Sir, your craftsmanship and attention to detail are above and beyond anything that I have ever seen. You have a great little lens there, I have a mid '50's Jagers 4" f15 lens that I turned into a scope. For planetary and double star work, this is my go to scope, harder to get around than my C8 cassegrain, but well with the extra effort. Long refractors rule.
What does the interior of your scope look like, baffles, type of antireflective interior tube coating etc?

AMAZING work

CHuck the grumpy old guy
 
Thanks Chuck,
The first baffle is the internal edge of the tube where it screws into the first brass joiner.
This is why the front of the scope has that large black casting to bring the diameters down so the tubes would not cause any vignetting, the second baffle is a thin internal edge in the middle of the second brass joiner, the third baffle is the internal edge of the focusser tube.
Everything inside is painted with a spray can matte black then top coated with thinned Artists carbon black acrylic.
I taped the ends of the tubes, poured the artists paint in and swirled it around to coat every surface, drained it and stood the tubes on end to drain fully and dry.
Of all the matte black paints I experimented with the "Atelier Artists Acrylic" Carbon Black was the flattest and blackest paint I could find.
The paint
paint.jpg
Shots where the camera is just sitting pointing down the full length of the scope.
Unpainted inside
bare-tube-at-outside.jpg

Spray can matte only
spray-can-matt-at-outside.jpg

overcoated with the artists matte
spray-and-artists-rolled2.jpg
Those two grey dots at 7 oclock were popped bubbles since been smoothed down and re-touched to remove them.
Simple test but looks "black hole" ish to me.
 
I almost just sent you a series of 3 photos of my latest little refractor tube during blackening, and they look identical to yours. Thanks for the recommendation of the Atelier Artists Acrylic Carbon Black, never came across it before, but I'll have to get a bottle and try it out. John Dobson, of Dobsonian telescope fame, used flat black paint that he mixed sawdust into to get a very black and rough non reflective finish, a real mess, but it works great!
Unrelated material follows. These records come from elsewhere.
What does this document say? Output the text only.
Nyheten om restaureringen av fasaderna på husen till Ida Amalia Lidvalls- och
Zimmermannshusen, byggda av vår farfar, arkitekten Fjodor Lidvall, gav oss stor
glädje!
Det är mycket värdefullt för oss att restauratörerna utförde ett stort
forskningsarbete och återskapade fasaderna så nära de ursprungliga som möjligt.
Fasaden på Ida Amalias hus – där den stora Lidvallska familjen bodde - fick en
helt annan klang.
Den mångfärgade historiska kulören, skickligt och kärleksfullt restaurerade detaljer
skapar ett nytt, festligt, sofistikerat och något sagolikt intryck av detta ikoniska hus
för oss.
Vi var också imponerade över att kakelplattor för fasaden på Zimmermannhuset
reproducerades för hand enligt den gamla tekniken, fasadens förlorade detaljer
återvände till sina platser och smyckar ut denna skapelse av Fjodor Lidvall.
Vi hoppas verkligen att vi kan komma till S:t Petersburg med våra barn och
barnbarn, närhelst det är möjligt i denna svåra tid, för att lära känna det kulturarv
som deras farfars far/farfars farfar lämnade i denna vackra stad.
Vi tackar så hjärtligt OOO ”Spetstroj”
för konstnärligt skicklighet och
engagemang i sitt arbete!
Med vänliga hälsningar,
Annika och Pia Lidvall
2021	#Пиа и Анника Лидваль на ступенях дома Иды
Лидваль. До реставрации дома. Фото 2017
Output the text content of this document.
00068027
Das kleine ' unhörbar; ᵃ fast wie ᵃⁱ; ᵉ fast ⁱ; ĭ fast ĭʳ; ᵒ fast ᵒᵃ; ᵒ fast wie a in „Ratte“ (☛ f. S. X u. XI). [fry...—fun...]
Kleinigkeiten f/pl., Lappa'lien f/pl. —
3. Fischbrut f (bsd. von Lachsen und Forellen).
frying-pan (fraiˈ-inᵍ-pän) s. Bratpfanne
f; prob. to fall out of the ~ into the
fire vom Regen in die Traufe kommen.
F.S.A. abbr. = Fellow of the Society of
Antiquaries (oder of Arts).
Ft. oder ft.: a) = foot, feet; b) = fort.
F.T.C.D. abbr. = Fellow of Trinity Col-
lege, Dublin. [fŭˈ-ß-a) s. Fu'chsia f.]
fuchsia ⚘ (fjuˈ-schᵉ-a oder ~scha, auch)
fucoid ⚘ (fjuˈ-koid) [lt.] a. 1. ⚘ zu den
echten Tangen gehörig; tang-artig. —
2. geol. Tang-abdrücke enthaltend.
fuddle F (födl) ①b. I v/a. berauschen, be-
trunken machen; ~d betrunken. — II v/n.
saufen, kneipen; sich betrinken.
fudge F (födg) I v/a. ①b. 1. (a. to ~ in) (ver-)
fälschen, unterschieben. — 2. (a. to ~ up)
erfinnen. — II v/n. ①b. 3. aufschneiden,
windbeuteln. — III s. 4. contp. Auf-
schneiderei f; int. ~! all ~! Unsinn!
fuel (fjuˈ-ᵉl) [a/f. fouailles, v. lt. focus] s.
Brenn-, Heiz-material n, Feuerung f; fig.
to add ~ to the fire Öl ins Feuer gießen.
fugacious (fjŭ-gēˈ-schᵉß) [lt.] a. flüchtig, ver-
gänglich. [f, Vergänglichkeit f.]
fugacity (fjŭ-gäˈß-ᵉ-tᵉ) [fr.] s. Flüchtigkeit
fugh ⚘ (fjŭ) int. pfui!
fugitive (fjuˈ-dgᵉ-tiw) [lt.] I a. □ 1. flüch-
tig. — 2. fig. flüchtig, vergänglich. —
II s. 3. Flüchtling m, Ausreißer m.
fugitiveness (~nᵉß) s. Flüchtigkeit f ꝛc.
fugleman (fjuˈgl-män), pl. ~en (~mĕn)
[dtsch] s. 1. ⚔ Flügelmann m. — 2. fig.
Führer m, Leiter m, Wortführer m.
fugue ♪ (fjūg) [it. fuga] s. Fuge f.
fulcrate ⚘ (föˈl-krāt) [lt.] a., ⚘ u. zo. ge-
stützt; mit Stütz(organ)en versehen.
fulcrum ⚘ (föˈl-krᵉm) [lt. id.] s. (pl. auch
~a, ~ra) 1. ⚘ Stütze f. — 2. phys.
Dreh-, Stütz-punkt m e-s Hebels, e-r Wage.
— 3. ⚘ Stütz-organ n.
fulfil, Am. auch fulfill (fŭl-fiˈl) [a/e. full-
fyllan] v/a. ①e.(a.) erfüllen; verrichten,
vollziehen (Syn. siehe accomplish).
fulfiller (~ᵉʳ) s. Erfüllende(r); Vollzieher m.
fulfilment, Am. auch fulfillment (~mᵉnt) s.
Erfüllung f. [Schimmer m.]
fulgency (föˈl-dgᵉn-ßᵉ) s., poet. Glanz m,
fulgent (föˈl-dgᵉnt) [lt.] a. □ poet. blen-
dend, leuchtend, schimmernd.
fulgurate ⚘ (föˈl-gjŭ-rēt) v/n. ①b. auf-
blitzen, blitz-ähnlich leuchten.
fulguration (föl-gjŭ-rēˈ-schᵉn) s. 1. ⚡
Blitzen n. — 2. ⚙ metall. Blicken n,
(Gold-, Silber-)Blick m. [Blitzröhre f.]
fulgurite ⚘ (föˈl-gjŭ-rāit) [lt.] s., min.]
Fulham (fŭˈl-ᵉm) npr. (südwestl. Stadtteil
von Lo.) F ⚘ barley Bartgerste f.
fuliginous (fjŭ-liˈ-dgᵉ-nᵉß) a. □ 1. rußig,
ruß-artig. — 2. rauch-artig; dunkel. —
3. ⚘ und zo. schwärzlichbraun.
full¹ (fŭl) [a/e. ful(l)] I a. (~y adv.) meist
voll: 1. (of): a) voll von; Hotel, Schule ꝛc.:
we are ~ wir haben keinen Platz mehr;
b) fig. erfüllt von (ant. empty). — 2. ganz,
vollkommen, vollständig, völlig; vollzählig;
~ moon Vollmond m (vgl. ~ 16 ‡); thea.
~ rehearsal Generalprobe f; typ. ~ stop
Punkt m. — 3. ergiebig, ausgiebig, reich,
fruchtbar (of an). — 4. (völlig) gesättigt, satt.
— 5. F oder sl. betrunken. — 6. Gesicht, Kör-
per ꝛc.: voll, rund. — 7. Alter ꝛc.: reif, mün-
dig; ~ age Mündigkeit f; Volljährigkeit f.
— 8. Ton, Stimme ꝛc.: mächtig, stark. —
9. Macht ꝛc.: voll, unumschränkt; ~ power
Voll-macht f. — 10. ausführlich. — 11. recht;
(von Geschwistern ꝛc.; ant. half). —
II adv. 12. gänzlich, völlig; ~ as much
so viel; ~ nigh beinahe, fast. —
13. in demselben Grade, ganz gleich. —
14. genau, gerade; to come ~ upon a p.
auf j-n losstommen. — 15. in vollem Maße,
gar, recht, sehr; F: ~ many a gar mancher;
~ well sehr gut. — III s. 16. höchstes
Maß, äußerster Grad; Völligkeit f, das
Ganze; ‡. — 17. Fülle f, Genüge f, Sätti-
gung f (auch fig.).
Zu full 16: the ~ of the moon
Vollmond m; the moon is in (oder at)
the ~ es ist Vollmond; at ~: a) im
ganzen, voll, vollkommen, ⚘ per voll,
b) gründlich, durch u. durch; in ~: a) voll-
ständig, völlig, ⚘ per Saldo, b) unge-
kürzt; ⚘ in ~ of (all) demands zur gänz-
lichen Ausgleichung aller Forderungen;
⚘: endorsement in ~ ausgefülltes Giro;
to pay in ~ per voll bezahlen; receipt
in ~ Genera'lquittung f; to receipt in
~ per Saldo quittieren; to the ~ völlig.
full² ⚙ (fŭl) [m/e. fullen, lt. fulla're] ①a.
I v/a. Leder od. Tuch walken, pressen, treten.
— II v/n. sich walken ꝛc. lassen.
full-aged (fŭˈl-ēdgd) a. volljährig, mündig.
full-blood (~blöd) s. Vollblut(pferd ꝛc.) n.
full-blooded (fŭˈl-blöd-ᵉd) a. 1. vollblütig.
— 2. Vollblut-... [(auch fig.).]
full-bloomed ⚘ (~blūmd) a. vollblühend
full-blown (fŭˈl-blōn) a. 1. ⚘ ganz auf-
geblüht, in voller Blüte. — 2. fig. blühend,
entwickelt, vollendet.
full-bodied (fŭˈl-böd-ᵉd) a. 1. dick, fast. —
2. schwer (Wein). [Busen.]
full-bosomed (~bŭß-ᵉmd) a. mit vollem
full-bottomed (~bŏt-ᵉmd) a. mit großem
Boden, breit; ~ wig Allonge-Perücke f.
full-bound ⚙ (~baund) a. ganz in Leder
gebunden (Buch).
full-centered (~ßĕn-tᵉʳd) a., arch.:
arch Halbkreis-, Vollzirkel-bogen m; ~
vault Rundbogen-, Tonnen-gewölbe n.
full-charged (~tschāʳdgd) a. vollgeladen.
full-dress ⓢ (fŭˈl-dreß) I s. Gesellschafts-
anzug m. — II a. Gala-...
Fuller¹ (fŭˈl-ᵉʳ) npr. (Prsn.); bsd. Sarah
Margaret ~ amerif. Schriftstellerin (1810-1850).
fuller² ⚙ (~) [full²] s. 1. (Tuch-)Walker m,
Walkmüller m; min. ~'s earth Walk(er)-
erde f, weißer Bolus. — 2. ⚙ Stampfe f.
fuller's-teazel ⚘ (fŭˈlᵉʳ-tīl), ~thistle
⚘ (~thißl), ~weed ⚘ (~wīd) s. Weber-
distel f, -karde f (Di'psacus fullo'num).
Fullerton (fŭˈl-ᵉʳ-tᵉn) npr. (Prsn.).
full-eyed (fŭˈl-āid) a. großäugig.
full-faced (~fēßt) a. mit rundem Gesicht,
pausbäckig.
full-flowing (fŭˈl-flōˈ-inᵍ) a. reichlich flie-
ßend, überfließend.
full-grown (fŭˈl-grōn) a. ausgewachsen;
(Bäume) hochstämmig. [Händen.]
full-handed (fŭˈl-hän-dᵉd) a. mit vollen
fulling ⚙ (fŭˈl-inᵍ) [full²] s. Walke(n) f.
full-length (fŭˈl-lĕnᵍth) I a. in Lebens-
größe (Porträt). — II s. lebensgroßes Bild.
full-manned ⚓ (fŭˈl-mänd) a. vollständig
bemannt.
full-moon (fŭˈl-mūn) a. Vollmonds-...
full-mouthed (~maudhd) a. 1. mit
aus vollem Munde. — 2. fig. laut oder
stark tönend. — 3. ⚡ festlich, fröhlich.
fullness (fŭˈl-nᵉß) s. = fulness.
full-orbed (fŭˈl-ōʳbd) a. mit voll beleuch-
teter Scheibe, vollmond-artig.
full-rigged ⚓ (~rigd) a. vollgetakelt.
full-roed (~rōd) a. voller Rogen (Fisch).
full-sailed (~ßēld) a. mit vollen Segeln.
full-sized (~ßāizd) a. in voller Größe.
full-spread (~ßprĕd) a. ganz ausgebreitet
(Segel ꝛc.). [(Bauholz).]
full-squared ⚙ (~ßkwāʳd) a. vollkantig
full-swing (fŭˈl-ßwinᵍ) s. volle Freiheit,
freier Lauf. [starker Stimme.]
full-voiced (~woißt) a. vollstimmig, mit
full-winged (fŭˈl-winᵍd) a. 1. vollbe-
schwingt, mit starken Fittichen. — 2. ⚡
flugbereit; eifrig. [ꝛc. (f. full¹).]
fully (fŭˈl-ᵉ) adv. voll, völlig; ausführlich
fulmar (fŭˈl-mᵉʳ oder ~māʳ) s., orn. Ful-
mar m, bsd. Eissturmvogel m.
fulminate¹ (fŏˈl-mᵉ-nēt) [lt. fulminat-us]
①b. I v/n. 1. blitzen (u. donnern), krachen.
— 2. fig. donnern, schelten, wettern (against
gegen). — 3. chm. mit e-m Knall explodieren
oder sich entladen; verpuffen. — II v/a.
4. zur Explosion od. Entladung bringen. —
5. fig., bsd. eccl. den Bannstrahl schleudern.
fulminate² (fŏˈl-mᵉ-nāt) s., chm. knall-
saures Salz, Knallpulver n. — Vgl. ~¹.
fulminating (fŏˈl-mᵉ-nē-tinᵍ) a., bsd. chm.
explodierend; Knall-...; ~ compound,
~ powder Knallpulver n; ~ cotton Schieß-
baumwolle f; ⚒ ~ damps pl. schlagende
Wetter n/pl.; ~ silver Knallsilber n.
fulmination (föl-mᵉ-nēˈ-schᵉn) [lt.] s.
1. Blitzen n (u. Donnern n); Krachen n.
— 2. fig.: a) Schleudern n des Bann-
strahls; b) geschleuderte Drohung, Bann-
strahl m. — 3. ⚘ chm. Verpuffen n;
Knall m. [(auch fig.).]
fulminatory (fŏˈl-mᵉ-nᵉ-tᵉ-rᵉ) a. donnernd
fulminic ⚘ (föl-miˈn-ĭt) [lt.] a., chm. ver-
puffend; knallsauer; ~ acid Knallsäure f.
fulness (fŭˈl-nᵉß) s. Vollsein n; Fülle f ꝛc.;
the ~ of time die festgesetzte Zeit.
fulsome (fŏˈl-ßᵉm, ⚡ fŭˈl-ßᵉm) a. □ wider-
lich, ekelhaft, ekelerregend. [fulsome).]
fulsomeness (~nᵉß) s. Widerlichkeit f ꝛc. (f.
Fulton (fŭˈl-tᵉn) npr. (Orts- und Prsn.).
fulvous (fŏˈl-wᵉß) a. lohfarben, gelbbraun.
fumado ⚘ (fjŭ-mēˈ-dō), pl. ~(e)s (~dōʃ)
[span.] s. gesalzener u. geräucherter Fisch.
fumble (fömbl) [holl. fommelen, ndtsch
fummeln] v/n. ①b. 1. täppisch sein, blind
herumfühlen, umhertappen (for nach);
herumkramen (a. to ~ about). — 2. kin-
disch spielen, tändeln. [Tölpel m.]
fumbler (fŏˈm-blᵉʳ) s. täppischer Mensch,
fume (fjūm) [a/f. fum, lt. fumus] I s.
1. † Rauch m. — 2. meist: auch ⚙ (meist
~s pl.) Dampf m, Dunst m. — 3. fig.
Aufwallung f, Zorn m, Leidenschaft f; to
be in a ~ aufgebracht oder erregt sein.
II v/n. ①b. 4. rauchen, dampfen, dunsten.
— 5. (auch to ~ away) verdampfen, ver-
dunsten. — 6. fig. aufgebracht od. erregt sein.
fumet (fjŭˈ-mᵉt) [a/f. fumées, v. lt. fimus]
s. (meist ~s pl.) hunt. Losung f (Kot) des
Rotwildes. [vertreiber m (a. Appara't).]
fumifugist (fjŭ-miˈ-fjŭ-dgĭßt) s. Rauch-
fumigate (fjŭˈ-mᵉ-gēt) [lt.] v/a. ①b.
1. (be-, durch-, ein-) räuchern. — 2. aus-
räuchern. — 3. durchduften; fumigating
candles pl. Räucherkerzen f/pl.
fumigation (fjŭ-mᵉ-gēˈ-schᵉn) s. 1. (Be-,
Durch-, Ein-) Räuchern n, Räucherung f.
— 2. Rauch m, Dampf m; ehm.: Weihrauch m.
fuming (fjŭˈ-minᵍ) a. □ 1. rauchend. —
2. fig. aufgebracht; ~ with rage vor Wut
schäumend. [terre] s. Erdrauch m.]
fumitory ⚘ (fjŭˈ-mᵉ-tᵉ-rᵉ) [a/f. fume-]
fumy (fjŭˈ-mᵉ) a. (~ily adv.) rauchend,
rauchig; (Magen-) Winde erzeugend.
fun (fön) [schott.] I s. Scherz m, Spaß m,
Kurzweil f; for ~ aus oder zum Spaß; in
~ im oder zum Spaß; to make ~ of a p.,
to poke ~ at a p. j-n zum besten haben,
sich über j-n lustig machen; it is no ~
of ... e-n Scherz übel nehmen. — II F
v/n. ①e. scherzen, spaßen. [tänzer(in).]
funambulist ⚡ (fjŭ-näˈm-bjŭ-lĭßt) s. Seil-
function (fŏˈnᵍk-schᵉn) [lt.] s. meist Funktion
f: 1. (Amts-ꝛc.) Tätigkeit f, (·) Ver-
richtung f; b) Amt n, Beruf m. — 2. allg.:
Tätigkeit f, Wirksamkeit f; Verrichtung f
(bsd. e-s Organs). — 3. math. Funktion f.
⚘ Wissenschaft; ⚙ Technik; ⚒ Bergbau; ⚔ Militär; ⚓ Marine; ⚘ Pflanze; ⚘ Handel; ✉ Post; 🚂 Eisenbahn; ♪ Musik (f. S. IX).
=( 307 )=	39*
Keep up the great work. Let me know how it works when you get around to actually observing with it.

CHuck the grumpy old guy
 
My experiments were very interesting.
Some paints were very black when dead on but turned shiny grey at a glancing angle.
What was very surprising was the ones that looked a shiny grey dead on turned very black at glancing angles.
What paint did you use?
 
I had a re-think regarding the end cap, prising it off by inserting your fingernails into the gap just didnt seem right so I made a knob.
end-cap-1.jpg

end-cap-2.jpg
Hmm, large finger print.
Easy to pop off now.
Now searching for some small stainless clips and chain so it wont get lost.